Les Britanniques veulent quitter l'Europe tout en profitant des échanges commerciaux avec elle. Donald Trump veut dénoncer des traités commerciaux à l'encontre des principes libéraux fondateurs des Etats-Unis. Les Européens, les Français en premier lieu, veulent aussi "renverser la table" mais dès que des efforts futurs sont envisagés, les peuples se rétractent et se convulsent comme en Italie où les ambitions et rêves de Matteo Renzi se sont brisés sur la futilité d'un système politique morcelé, régionalisé et obsolète.

Le changement pourquoi ? Le progressisme pour aboutir où ? Le renouveau pour abandonner quoi ? Ce sont de vraies questions qui toucheront directement notre manière d'épargner, d'investir, de consommer et d'éduquer les générations futures qui ont non seulement soif d'inventivité avec l'ère numérique mais aussi envie d'exemplarité chez les élites.

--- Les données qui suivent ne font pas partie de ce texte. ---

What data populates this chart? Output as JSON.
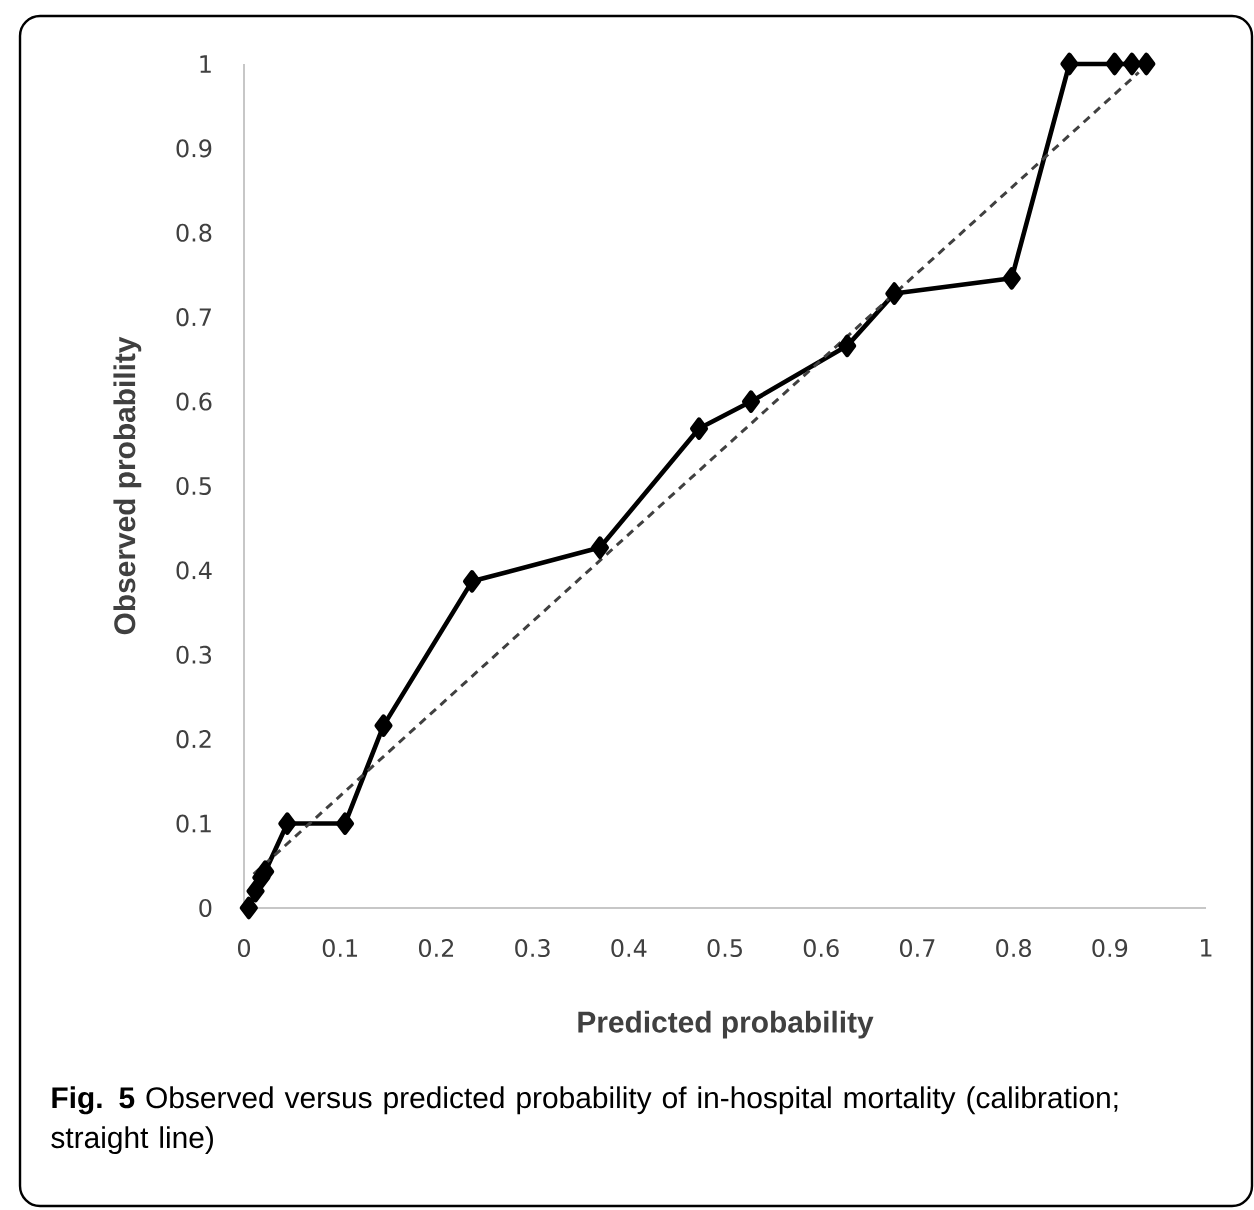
{
  "chart_data": {
    "type": "line",
    "xlabel": "Predicted probability",
    "ylabel": "Observed probability",
    "annotations": [
      "**Fig. 5** Observed versus predicted probability of in-hospital mortality (calibration; straight line)"
    ],
    "xlim": [
      0,
      1
    ],
    "ylim": [
      0,
      1
    ],
    "xticks": [
      0,
      0.1,
      0.2,
      0.3,
      0.4,
      0.5,
      0.6,
      0.7,
      0.8,
      0.9,
      1
    ],
    "yticks": [
      0,
      0.1,
      0.2,
      0.3,
      0.4,
      0.5,
      0.6,
      0.7,
      0.8,
      0.9,
      1
    ],
    "series": [
      {
        "color": "#000000",
        "marker": "diamond",
        "line_style": "solid",
        "x": [
          0.005,
          0.012,
          0.018,
          0.022,
          0.045,
          0.105,
          0.145,
          0.237,
          0.37,
          0.473,
          0.527,
          0.627,
          0.676,
          0.798,
          0.858,
          0.905,
          0.923,
          0.938
        ],
        "values": [
          0.0,
          0.02,
          0.036,
          0.043,
          0.1,
          0.1,
          0.216,
          0.387,
          0.427,
          0.568,
          0.6,
          0.666,
          0.728,
          0.746,
          1.0,
          1.0,
          1.0,
          1.0
        ]
      },
      {
        "color": "#404040",
        "marker": "none",
        "line_style": "dashed",
        "x": [
          0.01,
          0.93
        ],
        "values": [
          0.04,
          0.99
        ]
      }
    ]
  }
}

A force de croire aveuglément plus à l'idée même de changement plus qu'à ses conséquences bonnes ou mauvaises, nous, les Occidentaux si prompts à imposer un modèle de pensée, nous sommes fracassés sur l'écueil syrien dont la complexité apparaît de jour en jour plus meurtrière. Et si finalement en 2016, le chemin ne nous avait pas été montré par les pays émergents (les anciens fameux BRIC) régulièrement cloués au pilori par les médias ? Repensons-y ensemble à l'heure du bilan : En Chine, la lutte anti-corruption a pris une ampleur spectaculaire ; au Brésil, les parlementaires ont destitué leur chef d'Etat et entamé le procès du système de pots de vin lié à Petrobras ; et surtout en Inde où le gouvernement a entrepris la plus grande entreprise de démonétisation de l'histoire de l'humanité en retirant les grosses coupures pour réintégrer l'économie parallèle dans le système ; enfin la Russie a réussi son pari d'imposer ses vues géo-stratégiques au Moyen-Orient et à participer à l'accord de l'OPEP pour faire remonter les prix du pétrole.

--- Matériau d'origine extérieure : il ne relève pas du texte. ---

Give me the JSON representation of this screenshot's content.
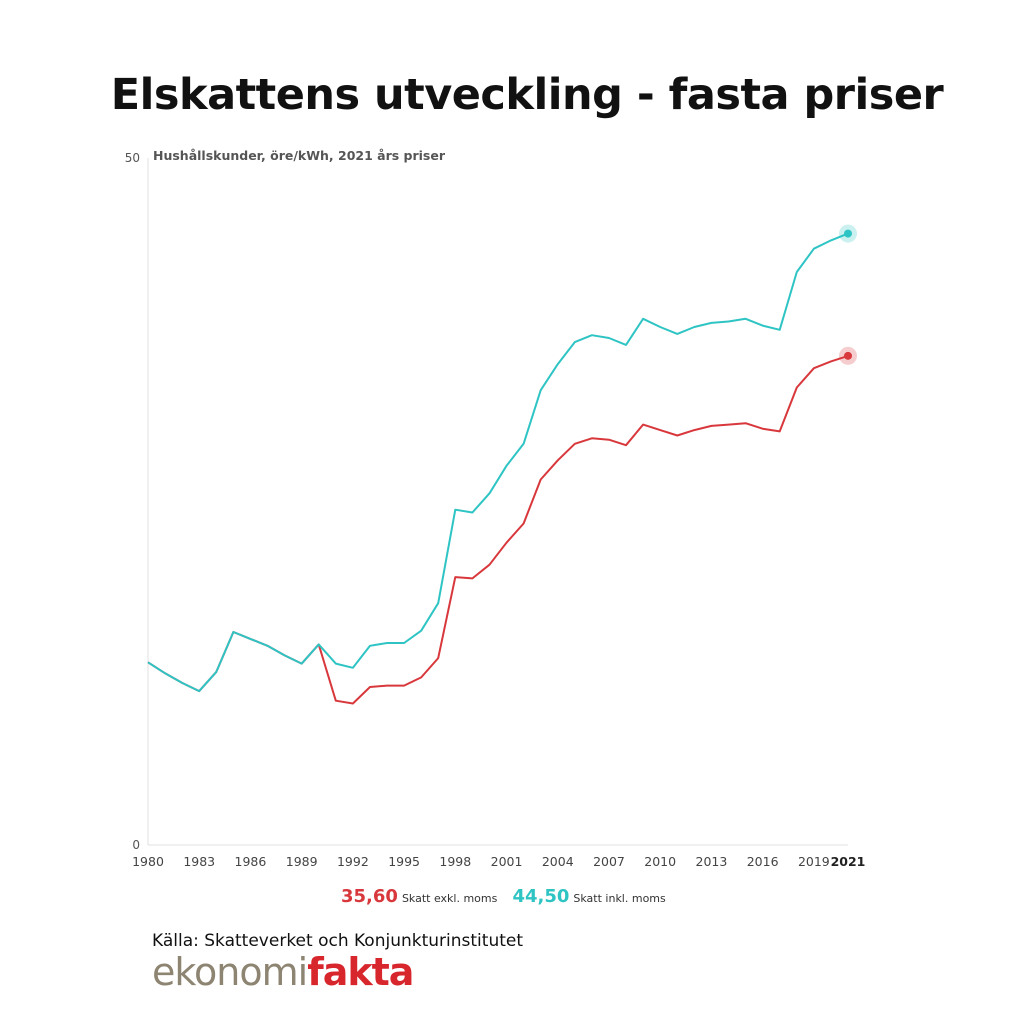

En matière de gestion, ceux qui auront fait des échéances politiques électorales des points d'inflexion des marchés en 2016 pourraient encore une fois être pris au piège en 2017. Alors bien sûr, chaque citoyen et chaque investisseur pourra dire avec sincérité que nous ne vivons pas dans le meilleur des mondes possibles mais c'est bien le seul que nous connaissons et qui existe. Si le changement n'était pas devenu juste un slogan marketing si dévoyé, nous aurions tous à cœur de l'invoquer constamment, et pas uniquement lors des campagnes électorales, et de le mettre en pratique pour vraiment améliorer ce monde. Soyons toutefois réalistes avant d'être trop idéologues, cela évitera bien des erreurs dans tous les domaines.

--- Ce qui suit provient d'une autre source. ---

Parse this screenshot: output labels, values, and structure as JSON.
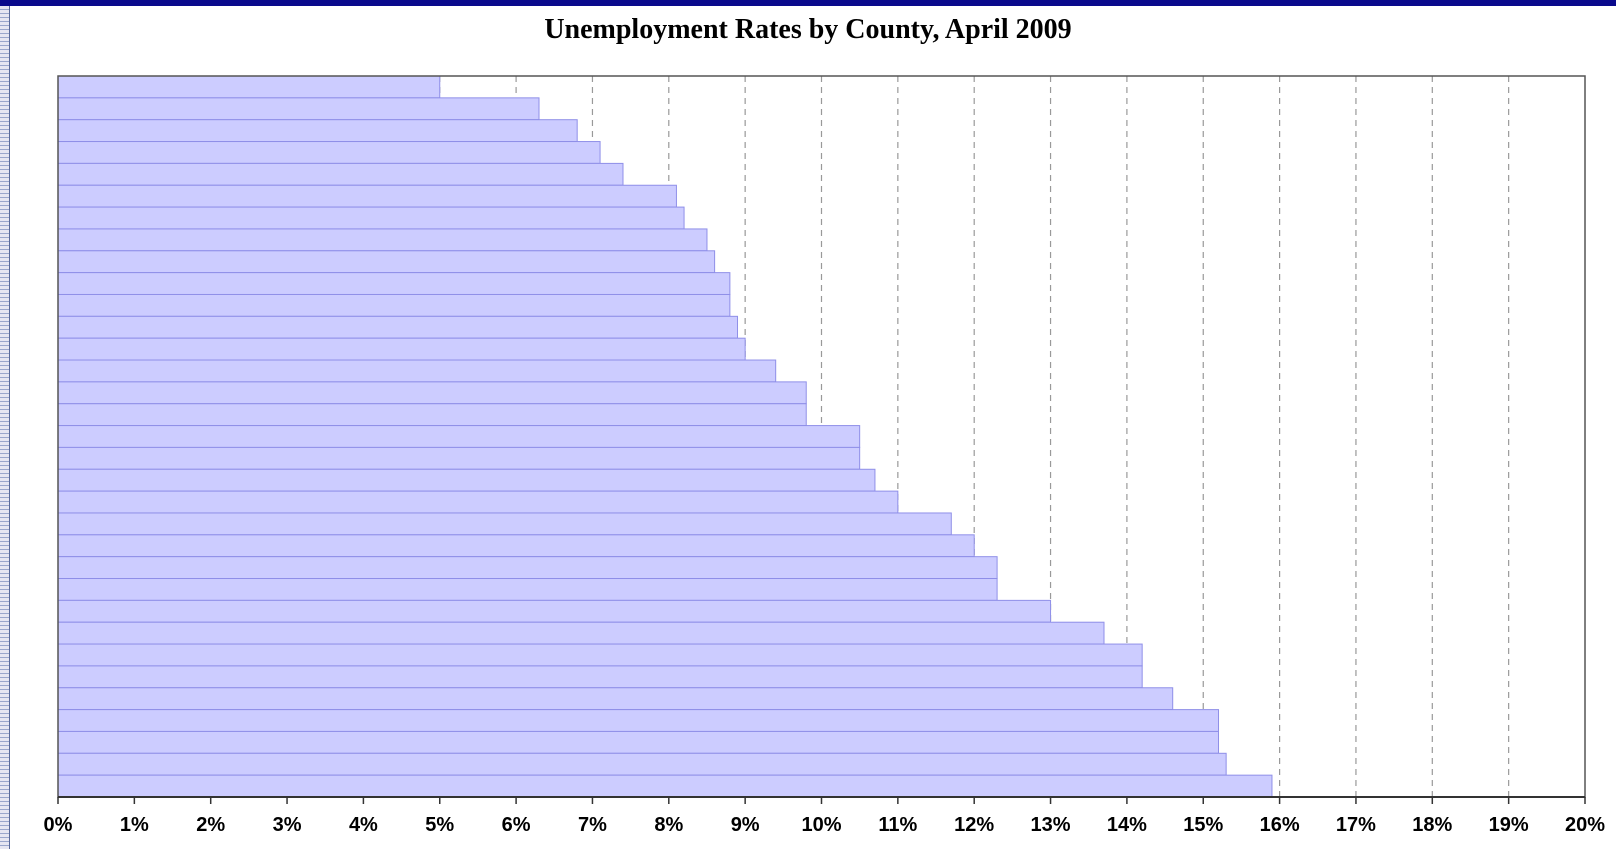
{
  "colors": {
    "bar_fill": "#ccccff",
    "bar_stroke": "#8f8fe8",
    "grid": "#999999",
    "axis": "#555555",
    "frame_top": "#0a0a8c"
  },
  "chart_data": {
    "type": "bar",
    "orientation": "horizontal",
    "title": "Unemployment Rates by County, April 2009",
    "xlabel": "",
    "ylabel": "",
    "xlim": [
      0,
      20
    ],
    "x_ticks": [
      "0%",
      "1%",
      "2%",
      "3%",
      "4%",
      "5%",
      "6%",
      "7%",
      "8%",
      "9%",
      "10%",
      "11%",
      "12%",
      "13%",
      "14%",
      "15%",
      "16%",
      "17%",
      "18%",
      "19%",
      "20%"
    ],
    "grid": "vertical dashed",
    "legend": "none",
    "values": [
      5.0,
      6.3,
      6.8,
      7.1,
      7.4,
      8.1,
      8.2,
      8.5,
      8.6,
      8.8,
      8.8,
      8.9,
      9.0,
      9.4,
      9.8,
      9.8,
      10.5,
      10.5,
      10.7,
      11.0,
      11.7,
      12.0,
      12.3,
      12.3,
      13.0,
      13.7,
      14.2,
      14.2,
      14.6,
      15.2,
      15.2,
      15.3,
      15.9
    ]
  }
}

Ces considérations s'avèrent peut-être trop philosophales mais en cinquante deux semaines de lettre hebdomadaire beaucoup avait déjà été écrit sur les taux, les actions, les valorisations, la croissance, les monnaies, le pétrole, la volatilité...en attendant d'en reparler encore et encore en 2017, toute l'équipe de gestion de DNCA vous adresse ses vœux de bonheur et de prospérité pour la nouvelle année.